When it comes to the economy, the Obama Administration seems politically brain dead — clearly not attuned to the kind of real world economics folks on Main Street must live with on a daily basis. There are many problems here, but the basic one seems to be that people at the top of this administration have bought into the notion that what’s good for Goldman Sachs is good for America,
Franklin Roosevelt won office in 1932 because he ran against the banks. He won reelection in 1936, when the country was still deeply mired in a Depression, because be was still running against the banks, against Wall Street, not only rhetorically but with real legislation that limited the games these institutions could play with the economy, games that benefited the few and hurt the many.
The Obama Administration, on the other hand, isn’t running against the banks on Wall Street. It’s fronting for them.
Yesterday a 50 percent levy on bank bonuses was announced in the U.K. Today Nicholas Sarkozy, France’s leader, said his own country might sign on to such a one-time levy. This is a simple and obvious reaction to a situation in which institutions whose past bungling has caused such global distress, institutions only saved from ruin by public intervention, institutions whose top management then turns around and gifts itself to an outrageous extent while most people still suffer the effects of their bungling, are made to pay back a bit.
This levy is being assessed in The City, the British equivalent of Wall Street and the world’s second biggest financial center, and may soon be done on the Bourse, the huge French financial center. But is there a cry from Obamaland for a similar tax here? Heaven forbid.
Oh, the President and his Treasury Secretary Tim Geithner are making shame-shame noises at Wall Street for its own $140 billion mega-bonus payments this year. They seem shocked, however, shocked!, that the trough feeders on The Street who did everything they could to feather their own nests at the expense of the public in years past are feathering them more than ever after the public bailed them out. What’s most shocking to virtually everyone else, however, is how these Washington best and brightest can be so oblivious to the public’s anger about Wall Street continuing to ride high while Main Street has been brought so low.
Don’t people at the Treasury, the Fed, the West Wing, have access to daily news media? A poll released yesterday shows that 84 percent of Americans do not believe that the recession is over, in spite of the fact that Tim and Wall Street tell them it’s over, because this 84 percent sees its own economic prospects getting darker, not better while Wall Street wallows in a sea of cash. Another poll released just today shows people want Wall Street bonus babies to pay for generating more jobs on Main Street. Add to this the several polls of recent days that show that most Americans no longer view Mr. Obama favorably, in large measure because they see his policies aiding Wall Street and the banks rather than themselves.
Politically speaking, Obamanomics has been a disaster for the President and his party. Why then, do they pursue this path? Why do they not push for an excess profits tax on Wall Street bonuses?
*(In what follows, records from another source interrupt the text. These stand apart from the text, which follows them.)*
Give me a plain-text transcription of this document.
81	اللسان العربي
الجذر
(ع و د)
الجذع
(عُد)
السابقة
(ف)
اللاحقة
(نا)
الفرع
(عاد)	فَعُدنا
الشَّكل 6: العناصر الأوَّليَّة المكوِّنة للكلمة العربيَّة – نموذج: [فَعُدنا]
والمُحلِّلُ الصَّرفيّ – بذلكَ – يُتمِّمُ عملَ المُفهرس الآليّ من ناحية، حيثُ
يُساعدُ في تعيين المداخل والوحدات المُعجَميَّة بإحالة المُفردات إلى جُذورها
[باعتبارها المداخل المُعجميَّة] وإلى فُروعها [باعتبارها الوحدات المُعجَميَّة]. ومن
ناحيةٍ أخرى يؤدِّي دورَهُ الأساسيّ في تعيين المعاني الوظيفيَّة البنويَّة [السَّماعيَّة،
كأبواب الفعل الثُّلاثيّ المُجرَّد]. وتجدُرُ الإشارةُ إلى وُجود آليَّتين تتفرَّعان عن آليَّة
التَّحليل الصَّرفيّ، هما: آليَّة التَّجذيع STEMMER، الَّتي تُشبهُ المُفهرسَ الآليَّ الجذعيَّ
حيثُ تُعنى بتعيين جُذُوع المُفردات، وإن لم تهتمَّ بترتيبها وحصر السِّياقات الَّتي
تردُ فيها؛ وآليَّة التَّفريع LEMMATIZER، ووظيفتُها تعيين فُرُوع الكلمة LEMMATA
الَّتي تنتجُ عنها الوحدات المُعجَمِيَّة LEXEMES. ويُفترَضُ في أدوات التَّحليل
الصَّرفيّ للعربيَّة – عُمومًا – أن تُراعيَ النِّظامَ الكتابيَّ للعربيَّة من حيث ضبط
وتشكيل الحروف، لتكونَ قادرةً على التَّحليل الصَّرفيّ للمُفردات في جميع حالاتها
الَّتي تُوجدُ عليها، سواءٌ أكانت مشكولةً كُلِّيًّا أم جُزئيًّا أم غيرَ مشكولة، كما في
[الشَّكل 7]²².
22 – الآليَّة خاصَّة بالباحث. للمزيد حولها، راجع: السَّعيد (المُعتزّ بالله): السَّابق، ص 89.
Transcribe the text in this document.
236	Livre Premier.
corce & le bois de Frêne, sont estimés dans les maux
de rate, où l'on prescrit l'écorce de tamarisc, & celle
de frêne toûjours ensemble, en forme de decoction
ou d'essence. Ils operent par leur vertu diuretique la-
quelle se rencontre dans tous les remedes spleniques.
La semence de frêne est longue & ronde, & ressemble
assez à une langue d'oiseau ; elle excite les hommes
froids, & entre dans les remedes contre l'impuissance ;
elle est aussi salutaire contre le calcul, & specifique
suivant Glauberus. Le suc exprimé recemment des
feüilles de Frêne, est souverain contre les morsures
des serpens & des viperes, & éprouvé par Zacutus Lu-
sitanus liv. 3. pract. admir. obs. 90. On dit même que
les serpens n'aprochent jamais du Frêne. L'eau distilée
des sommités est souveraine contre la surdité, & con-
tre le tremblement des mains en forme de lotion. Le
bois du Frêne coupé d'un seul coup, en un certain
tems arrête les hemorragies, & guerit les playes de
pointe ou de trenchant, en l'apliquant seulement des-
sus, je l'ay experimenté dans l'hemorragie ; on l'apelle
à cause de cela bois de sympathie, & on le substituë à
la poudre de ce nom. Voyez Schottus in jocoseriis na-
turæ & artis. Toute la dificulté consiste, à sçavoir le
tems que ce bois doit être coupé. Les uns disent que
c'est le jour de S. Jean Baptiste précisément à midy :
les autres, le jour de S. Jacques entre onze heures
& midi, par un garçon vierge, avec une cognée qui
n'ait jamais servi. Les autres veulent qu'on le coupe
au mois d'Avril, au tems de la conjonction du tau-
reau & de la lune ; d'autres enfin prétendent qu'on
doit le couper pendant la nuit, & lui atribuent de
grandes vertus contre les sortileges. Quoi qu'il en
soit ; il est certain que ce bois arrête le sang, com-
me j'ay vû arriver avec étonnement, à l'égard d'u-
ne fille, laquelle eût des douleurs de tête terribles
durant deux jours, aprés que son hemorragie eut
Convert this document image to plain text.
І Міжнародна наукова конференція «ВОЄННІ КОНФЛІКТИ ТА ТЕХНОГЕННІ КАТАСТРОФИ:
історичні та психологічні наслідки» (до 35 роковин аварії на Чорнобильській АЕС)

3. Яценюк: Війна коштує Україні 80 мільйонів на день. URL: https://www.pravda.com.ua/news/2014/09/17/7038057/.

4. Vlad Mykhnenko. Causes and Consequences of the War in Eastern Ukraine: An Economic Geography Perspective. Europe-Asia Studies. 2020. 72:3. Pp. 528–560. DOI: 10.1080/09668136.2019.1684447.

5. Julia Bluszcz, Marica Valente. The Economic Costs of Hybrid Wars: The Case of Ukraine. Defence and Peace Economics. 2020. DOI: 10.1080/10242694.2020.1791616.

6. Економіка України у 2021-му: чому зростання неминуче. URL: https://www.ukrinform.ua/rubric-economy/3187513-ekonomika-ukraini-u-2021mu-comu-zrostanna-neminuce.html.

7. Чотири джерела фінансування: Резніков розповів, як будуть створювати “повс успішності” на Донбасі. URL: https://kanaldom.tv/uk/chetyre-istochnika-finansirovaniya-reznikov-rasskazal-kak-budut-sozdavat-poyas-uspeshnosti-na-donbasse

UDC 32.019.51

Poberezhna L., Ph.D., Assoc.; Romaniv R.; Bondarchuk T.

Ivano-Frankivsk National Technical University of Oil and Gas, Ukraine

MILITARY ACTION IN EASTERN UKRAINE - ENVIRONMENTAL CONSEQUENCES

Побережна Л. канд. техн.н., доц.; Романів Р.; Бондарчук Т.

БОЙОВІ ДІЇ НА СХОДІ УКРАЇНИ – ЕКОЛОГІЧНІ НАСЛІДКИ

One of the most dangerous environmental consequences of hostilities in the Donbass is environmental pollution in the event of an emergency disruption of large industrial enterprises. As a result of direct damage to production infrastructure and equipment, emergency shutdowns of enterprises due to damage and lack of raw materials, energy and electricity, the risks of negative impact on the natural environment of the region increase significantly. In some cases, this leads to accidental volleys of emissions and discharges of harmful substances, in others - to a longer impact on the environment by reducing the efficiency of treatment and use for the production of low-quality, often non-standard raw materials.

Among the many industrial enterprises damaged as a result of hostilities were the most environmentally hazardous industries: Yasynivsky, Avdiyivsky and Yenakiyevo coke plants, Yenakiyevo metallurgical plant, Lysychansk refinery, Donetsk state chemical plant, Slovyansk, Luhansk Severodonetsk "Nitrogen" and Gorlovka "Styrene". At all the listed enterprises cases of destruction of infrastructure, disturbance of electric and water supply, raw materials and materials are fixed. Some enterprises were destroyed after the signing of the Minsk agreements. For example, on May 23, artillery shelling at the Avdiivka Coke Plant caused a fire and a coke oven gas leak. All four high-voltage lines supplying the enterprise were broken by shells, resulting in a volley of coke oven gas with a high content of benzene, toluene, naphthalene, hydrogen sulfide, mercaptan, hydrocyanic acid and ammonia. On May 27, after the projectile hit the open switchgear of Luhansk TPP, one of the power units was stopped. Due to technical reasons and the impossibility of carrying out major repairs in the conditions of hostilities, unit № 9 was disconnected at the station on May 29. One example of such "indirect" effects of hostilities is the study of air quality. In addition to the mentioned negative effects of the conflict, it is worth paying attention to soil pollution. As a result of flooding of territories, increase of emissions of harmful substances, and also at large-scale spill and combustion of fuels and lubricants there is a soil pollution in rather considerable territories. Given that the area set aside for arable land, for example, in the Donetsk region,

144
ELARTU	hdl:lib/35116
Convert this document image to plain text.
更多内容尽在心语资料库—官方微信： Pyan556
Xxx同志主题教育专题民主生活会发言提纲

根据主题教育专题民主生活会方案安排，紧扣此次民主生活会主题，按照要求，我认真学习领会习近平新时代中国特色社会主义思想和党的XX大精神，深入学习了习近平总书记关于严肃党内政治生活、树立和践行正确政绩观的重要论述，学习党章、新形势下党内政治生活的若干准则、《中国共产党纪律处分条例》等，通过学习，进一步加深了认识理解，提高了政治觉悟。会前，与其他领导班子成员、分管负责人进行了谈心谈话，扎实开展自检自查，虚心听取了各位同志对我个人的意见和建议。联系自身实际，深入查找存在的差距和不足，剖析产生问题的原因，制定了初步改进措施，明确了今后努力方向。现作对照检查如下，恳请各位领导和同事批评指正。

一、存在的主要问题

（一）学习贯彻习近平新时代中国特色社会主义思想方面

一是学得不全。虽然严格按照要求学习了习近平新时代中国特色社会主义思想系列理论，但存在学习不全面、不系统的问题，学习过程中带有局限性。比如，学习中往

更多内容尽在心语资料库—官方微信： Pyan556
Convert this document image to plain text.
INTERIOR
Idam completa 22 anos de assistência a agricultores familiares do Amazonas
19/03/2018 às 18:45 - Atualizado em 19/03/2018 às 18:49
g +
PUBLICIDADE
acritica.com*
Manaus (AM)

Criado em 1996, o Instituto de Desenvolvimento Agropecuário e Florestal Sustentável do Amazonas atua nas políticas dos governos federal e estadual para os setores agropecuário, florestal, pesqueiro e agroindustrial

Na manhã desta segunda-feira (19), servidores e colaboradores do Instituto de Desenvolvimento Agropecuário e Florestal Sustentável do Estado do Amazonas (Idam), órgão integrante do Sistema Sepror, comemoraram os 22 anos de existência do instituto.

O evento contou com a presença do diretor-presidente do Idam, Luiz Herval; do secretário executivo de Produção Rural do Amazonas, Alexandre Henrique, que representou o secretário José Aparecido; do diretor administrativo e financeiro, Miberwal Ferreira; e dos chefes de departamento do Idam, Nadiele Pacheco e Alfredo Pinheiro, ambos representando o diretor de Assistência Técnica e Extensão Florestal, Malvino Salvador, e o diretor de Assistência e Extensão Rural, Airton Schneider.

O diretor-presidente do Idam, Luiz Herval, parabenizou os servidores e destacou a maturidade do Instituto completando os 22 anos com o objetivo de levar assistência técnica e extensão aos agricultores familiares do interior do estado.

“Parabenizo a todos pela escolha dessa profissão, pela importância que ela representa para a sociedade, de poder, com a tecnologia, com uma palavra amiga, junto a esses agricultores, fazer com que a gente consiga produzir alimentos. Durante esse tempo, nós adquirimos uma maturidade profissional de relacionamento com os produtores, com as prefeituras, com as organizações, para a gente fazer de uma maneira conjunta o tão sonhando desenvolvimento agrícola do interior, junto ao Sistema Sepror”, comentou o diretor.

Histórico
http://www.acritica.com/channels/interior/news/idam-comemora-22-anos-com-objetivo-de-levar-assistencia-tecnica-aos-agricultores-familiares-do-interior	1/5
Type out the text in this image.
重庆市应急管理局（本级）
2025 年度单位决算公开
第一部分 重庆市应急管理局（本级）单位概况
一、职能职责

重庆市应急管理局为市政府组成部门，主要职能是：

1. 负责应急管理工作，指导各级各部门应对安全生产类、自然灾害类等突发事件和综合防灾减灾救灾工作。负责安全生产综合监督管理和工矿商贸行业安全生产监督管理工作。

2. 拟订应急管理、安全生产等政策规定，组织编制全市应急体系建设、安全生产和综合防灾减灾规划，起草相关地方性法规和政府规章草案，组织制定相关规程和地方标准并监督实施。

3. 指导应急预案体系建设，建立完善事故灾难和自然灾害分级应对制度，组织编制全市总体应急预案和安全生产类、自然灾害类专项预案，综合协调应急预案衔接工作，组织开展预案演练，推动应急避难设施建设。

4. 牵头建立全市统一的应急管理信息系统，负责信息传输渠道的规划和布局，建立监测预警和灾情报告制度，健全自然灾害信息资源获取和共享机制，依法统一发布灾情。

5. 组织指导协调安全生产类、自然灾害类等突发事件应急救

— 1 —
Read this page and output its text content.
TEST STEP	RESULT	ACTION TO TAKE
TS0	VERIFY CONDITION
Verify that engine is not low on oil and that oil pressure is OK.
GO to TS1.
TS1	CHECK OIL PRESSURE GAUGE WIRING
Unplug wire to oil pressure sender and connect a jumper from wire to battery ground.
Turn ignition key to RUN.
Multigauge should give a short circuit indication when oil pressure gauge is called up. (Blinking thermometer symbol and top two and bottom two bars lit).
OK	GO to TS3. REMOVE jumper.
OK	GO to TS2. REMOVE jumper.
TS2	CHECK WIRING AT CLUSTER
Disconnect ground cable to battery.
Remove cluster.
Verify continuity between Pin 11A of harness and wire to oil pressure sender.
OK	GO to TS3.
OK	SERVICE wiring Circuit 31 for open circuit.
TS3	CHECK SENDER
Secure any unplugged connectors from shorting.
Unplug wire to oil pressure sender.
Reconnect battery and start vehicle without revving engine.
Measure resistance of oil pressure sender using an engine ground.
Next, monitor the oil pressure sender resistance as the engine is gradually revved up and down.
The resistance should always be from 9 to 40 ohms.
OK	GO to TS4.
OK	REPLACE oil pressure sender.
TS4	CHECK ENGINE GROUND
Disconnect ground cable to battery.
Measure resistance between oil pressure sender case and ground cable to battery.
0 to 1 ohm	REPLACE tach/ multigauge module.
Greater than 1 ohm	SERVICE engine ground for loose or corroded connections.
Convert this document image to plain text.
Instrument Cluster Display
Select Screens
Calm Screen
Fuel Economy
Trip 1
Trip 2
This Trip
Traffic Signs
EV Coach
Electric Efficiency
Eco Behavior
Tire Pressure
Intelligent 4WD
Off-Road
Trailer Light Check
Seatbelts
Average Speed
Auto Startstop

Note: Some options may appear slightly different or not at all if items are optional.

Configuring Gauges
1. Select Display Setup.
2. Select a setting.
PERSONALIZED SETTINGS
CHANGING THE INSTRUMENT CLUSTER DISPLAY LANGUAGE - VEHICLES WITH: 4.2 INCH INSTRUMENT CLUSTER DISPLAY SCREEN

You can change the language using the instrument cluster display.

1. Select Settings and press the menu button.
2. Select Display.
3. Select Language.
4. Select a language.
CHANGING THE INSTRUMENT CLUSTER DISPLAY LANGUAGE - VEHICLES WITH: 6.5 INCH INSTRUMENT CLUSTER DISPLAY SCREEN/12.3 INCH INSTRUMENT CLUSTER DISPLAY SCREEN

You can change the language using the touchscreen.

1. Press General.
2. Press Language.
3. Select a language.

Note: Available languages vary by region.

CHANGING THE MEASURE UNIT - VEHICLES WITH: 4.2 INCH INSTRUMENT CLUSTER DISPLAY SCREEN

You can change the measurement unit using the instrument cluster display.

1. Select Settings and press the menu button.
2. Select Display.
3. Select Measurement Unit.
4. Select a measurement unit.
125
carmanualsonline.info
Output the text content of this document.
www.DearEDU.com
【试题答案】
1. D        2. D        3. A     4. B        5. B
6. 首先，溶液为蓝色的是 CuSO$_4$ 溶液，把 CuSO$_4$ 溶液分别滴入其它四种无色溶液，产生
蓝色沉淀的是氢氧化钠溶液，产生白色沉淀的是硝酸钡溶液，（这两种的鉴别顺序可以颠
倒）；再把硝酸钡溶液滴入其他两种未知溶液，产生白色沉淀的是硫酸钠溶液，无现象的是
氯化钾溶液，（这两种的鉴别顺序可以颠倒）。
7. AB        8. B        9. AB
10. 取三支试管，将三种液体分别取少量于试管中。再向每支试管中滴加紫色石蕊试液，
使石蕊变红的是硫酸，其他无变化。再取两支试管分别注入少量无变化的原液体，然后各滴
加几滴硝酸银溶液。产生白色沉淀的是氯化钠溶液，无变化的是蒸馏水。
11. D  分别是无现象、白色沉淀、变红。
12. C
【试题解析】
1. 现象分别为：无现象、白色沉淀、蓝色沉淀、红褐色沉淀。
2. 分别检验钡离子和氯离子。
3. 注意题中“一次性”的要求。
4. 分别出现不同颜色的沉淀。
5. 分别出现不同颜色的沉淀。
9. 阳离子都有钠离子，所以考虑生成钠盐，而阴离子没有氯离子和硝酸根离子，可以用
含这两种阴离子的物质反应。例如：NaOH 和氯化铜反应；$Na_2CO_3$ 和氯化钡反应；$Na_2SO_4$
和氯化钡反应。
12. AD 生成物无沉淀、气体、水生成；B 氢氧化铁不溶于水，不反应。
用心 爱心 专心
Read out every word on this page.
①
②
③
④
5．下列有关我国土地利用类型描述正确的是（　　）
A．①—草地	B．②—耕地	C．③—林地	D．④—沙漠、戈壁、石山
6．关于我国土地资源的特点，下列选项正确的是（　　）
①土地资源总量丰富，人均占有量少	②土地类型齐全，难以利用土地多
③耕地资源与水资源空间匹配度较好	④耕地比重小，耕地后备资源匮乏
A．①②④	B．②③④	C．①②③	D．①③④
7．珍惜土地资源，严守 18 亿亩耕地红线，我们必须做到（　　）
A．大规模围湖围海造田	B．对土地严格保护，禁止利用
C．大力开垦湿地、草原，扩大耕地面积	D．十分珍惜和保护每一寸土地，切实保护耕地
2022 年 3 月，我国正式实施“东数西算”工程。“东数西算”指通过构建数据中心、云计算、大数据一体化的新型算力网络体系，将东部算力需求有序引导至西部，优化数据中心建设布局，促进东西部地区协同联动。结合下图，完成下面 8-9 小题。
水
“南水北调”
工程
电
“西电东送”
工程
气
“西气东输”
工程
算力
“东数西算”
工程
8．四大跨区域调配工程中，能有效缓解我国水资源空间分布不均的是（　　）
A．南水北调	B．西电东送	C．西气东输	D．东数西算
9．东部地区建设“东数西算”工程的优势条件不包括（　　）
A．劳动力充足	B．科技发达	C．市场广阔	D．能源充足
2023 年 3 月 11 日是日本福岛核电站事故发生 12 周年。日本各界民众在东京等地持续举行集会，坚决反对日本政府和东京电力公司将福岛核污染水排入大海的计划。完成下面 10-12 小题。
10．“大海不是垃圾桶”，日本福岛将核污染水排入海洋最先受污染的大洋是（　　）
Why not press ahead for a transaction tax on The Street’s own massive version of worthless day trading? Why are they backing off on limiting the pay of executives who still work in companies the government (i.e. us) largely own?
It all comes back to the incredible view that what’s good for Goldman Sachs is good for America.
In a later post I’ll examine the merit of this belief. In the interim, may I suggest to people in this administration that they wake up to the fact that all the money funneled to them directly and indirectly by Street next year is not going to save them from a nasty trouncing at the polls if they don’t stop acting like The Street’s water carrier.